I / AVANT LE 29 SEPTEMBRE 1947

 

UN PREMIER MIRACLE

Un jour de mai 1947 [avant le 22 mai 1947 [selon Lumière sur le Christianisme Céleste] / après le 23 mai 1947 [selon la Constitution de l'ECC)], Samuel Oshoffa était dans la forêt après avoir traversé le fleuve Ouémé en pirogue. Il était en effet accompagné d'un piroguier pris en location chez les Toffins en Ganvié. Ce jour-là, ce dernier se prit de violentes coliques. En dehors des deux personnes, ils n'avaient aucun secours. Confiant en l'Eternel, Oshoffa prit sa Bible, pria et imposa sa main sur le ventre du malade. Quelques minutes après, le piroguier se sentit soulagé. Pris de peur, il confessa à Oshoffa qu'il avait pour son déjeuner puisé délibérément dans la friture qu'il avait emportée dans ses tournées. Le piroguier ajouta qu'il devait être un homme bizarre, raison pour laquelle la sanction de son odieux acte ne s'était pas fait attendre. Puis, il se sauva, laissant Oshoffa seul entre l'eau et la forêt, qui ne savait ni nager, ni conduire une pirogue. Il quitte alors la pirogue et bon gré mal gré, il devait demeurer sur place jusqu'à un secours éventuel. La nuit, il allumait un feu pour se réchauffer et il priait ardamment.

 

LE 22 MAI 1947

Le troisième jour de cette situation désespérée, précisément le 22 mai 1947 [selon Lumière sur le Christianisme Céleste] / 23 mai 1947 [selon la Constitution de l'ECC], il eut une éclipse du soleil. Depuis la naissance de Samuel Oshoffa, pareil événement ne s'était produit au Dahomey. Il était alors seul dans la forêt. Il prit peur et se jeta à genoux, ferma les yeux pour prier.

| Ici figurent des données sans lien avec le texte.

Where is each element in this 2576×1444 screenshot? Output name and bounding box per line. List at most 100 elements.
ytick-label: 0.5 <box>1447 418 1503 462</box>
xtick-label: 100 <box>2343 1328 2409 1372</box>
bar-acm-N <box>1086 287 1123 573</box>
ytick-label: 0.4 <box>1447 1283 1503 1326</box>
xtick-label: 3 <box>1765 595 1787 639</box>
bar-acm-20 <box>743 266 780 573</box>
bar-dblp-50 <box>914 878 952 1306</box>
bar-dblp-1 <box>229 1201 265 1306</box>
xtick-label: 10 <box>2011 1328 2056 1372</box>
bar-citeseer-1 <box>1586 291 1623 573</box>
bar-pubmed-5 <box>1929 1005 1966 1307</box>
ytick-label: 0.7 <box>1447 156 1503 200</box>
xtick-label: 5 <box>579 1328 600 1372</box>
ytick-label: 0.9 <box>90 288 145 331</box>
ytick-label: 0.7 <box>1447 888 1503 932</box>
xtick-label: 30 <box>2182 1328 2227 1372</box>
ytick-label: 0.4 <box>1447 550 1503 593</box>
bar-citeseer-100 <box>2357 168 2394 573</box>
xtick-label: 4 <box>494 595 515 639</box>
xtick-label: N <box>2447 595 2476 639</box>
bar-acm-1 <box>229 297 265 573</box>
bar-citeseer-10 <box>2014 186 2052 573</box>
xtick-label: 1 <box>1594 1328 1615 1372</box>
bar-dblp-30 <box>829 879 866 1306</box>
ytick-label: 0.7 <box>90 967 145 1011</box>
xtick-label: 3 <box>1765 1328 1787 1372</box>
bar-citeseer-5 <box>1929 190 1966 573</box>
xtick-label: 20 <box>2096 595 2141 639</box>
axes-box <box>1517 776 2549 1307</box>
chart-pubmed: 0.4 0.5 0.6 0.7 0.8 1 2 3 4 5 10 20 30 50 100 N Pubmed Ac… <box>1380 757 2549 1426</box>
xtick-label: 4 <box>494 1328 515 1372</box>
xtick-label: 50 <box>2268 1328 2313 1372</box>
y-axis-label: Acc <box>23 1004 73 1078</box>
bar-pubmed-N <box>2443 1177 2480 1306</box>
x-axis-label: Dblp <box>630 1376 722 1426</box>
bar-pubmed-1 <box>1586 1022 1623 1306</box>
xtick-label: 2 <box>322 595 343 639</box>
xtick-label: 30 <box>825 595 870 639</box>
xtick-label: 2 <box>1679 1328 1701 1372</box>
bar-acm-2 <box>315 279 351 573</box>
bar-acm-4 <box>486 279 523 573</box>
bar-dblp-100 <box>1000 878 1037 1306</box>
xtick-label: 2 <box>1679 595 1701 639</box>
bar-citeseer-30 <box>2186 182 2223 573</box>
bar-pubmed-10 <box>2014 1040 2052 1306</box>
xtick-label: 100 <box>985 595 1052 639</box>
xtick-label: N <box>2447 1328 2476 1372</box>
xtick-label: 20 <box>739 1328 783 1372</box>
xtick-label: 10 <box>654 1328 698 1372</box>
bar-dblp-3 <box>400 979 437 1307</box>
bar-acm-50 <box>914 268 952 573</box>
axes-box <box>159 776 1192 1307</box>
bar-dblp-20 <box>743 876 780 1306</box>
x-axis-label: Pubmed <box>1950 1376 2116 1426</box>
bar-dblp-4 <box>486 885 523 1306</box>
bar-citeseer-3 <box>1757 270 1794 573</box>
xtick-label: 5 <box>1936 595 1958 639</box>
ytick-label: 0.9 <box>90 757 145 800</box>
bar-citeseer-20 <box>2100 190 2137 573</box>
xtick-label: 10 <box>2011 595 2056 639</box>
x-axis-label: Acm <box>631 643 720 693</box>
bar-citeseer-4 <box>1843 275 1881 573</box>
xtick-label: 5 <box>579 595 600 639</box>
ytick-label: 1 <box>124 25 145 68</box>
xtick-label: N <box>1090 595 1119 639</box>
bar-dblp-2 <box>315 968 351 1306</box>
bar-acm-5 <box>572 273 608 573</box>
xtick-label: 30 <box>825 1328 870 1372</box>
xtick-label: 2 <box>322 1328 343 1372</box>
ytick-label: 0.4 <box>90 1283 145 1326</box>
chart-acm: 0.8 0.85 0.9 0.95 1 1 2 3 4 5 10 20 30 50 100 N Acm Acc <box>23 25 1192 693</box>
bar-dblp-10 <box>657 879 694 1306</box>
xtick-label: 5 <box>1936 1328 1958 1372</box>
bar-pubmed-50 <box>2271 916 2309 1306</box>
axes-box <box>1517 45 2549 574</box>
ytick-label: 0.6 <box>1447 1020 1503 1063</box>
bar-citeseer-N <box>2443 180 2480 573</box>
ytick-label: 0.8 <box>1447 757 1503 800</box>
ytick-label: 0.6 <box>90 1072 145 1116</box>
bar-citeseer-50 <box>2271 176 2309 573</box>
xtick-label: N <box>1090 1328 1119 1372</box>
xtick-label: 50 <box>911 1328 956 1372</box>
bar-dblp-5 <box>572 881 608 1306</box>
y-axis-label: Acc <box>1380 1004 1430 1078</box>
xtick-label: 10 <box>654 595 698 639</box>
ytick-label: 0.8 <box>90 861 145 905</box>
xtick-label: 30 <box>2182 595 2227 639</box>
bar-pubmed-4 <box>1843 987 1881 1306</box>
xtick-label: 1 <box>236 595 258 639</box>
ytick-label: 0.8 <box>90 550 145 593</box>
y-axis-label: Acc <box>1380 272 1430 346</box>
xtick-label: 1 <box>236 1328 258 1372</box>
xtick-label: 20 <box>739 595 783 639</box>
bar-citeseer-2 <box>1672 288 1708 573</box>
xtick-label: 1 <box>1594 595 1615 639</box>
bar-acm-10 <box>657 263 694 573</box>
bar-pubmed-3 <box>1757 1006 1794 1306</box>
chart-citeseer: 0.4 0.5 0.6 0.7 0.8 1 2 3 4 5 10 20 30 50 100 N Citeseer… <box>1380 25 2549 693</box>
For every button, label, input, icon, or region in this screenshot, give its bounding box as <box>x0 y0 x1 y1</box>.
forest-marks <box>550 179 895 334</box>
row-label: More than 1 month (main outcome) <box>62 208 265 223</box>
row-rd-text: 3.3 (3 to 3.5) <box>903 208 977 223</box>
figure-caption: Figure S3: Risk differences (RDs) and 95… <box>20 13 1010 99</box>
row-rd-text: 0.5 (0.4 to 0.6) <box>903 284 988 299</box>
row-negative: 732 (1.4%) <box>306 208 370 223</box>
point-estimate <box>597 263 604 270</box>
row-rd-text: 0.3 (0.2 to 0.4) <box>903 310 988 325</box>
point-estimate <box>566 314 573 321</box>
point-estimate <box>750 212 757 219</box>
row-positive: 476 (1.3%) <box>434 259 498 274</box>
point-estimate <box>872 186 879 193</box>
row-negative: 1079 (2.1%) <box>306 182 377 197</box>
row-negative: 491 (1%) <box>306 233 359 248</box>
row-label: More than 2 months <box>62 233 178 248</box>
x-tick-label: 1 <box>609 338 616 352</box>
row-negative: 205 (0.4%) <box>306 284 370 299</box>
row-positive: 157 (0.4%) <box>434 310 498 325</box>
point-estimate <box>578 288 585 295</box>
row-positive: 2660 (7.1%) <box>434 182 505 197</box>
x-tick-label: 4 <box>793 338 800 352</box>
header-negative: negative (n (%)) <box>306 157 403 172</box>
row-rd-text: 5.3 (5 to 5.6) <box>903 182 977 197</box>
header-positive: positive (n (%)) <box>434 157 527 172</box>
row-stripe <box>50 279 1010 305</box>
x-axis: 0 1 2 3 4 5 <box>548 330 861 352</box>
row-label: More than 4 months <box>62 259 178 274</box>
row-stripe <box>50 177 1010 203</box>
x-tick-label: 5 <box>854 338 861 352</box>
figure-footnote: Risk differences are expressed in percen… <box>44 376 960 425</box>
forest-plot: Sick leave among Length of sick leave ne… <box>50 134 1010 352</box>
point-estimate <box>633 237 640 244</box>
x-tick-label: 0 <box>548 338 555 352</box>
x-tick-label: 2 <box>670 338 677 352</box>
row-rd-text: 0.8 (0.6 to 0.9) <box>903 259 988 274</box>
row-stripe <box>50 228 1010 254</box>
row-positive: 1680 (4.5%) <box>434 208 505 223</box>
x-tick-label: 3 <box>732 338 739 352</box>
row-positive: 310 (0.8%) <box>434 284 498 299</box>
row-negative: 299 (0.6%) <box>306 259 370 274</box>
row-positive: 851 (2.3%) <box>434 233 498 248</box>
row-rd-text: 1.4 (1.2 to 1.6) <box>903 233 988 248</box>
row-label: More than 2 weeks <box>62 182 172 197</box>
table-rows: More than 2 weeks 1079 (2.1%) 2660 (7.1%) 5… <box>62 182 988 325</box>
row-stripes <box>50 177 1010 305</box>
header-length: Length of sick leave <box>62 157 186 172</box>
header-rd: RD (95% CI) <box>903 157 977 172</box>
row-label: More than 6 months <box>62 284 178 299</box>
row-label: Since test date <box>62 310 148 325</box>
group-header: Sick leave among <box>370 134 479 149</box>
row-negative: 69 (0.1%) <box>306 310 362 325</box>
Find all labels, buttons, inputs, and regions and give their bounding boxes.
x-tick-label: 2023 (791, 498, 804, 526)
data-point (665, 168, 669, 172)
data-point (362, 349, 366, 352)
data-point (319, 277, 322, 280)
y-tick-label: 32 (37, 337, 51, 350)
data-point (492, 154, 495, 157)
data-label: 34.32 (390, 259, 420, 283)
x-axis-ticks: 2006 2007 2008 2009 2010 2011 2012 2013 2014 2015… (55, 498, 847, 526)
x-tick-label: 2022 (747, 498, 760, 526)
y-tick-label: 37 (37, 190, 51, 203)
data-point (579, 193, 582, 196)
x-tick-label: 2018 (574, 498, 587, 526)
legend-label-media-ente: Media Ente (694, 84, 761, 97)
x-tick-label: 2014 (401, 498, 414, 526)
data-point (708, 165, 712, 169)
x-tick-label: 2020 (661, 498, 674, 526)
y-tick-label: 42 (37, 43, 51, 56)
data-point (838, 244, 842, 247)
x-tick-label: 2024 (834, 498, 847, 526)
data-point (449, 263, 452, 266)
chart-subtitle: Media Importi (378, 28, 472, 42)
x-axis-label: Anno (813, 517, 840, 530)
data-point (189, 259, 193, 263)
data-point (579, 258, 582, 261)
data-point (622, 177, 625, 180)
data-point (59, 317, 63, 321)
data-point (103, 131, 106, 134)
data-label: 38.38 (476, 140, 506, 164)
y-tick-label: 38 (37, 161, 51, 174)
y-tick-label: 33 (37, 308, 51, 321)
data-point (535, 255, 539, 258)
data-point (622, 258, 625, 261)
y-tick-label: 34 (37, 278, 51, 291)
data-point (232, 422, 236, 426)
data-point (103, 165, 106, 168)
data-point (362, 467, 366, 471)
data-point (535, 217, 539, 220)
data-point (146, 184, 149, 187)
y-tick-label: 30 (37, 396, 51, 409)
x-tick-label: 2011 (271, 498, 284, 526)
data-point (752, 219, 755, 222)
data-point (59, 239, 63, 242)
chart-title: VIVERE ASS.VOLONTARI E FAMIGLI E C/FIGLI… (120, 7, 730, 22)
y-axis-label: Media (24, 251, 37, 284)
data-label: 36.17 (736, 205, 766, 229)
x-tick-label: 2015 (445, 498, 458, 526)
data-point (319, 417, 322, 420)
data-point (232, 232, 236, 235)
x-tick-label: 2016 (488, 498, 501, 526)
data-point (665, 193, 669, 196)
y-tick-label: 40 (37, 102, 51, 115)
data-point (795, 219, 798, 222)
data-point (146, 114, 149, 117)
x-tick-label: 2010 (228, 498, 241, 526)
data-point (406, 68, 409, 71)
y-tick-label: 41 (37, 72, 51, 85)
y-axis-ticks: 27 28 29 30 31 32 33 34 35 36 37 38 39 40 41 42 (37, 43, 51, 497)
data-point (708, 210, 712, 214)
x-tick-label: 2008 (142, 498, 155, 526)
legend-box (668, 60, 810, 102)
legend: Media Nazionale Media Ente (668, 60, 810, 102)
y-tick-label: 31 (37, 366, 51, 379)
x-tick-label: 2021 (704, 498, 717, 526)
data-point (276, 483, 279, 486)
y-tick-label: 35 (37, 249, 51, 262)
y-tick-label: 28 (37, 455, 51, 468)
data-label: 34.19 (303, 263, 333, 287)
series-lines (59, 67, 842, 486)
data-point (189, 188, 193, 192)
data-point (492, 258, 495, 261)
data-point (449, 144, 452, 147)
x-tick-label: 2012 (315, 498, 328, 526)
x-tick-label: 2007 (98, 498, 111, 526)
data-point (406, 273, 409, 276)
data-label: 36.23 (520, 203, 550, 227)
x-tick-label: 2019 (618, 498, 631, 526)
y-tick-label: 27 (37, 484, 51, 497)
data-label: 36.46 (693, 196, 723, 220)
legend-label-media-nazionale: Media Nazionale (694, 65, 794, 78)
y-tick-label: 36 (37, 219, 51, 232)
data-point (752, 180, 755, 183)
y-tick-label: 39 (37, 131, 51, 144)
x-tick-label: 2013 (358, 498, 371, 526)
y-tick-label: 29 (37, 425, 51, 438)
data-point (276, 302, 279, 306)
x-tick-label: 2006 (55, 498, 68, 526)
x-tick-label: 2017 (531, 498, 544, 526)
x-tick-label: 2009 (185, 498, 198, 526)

Au cours de sa prière, il entendit distinctement une voix qui lui disait : "Luli, Luli" et l'explication qui suivait : "Grâce". Quand il ouvrit les yeux, il vit devant lui, à sa grande stupéfaction : un singe blanc ailé assis sur son séant. Il avait deux dents à la mâchoire supérieure et deux autres à la mâchoire inférieure. (On pourrait penser que c'est lui qui avait prononcé les mots Luli et Grâce). A sa droite et prêt à le mordre, il vit un petit serpent marron. Il avait le cou très gonflé surmonté d'une petite tête, tel un serpent à sonnettes. Sans peur d'être mordu, il le saisit par le collet, le caressa avant de tranquillement le relâcher. Puis, un peu à l'écart, il vit un oiseau très joli. Il avait les ailes pointues et les plumes colorées. Ses pattes et son bec étaient d'un jaune nacré. Il faisait la roue et ressemblait beaucoup à un paon. Un instant après ces animaux disparurent sous ses yeux.

 

TROIS MOIS DANS LA FORET

L'odyssée de Samuel Oshoffa devait durer trois mois. Il n'y avait plus rien à se mettre sous la dent. Il ne vivait alors que d'eau et de miel qu'il récoltait en brûlant les ruches d'abeilles. Il était transformé et vivait dorénavant sans peur dans la prière et la lecture de sa Bible. Mais un jour fatidique, le cours d'eau se mit en crue et faillit emporter sa frêle embarcation. Il résolut à se jeter dans la pirogue, confiant en l'Eternel. De roulis en roulis, se cognant aux monticules de ronces et de branchages qui émergeaient de l'eau, sa pirogue échoua le second jour à proximité du village appelé "Agongue" dans la sous-préfecture d'Adjohon du Dahomey.

 

UN SECOND MIRACLE

A sa descente, le premier homme qu'Oshoffa rencontra fut un compatriote nommé Yessoufou. Ce dernier prit peur en le voyant, le bruit courant que porté disparu depuis plus de trois mois, il était certainement mort. Au moment où Samuel Oshoffa rentra dans le village, un autre homme nommé Kouliho, près de la maison où il logeait, était mourant, gravement malade et tout enflé.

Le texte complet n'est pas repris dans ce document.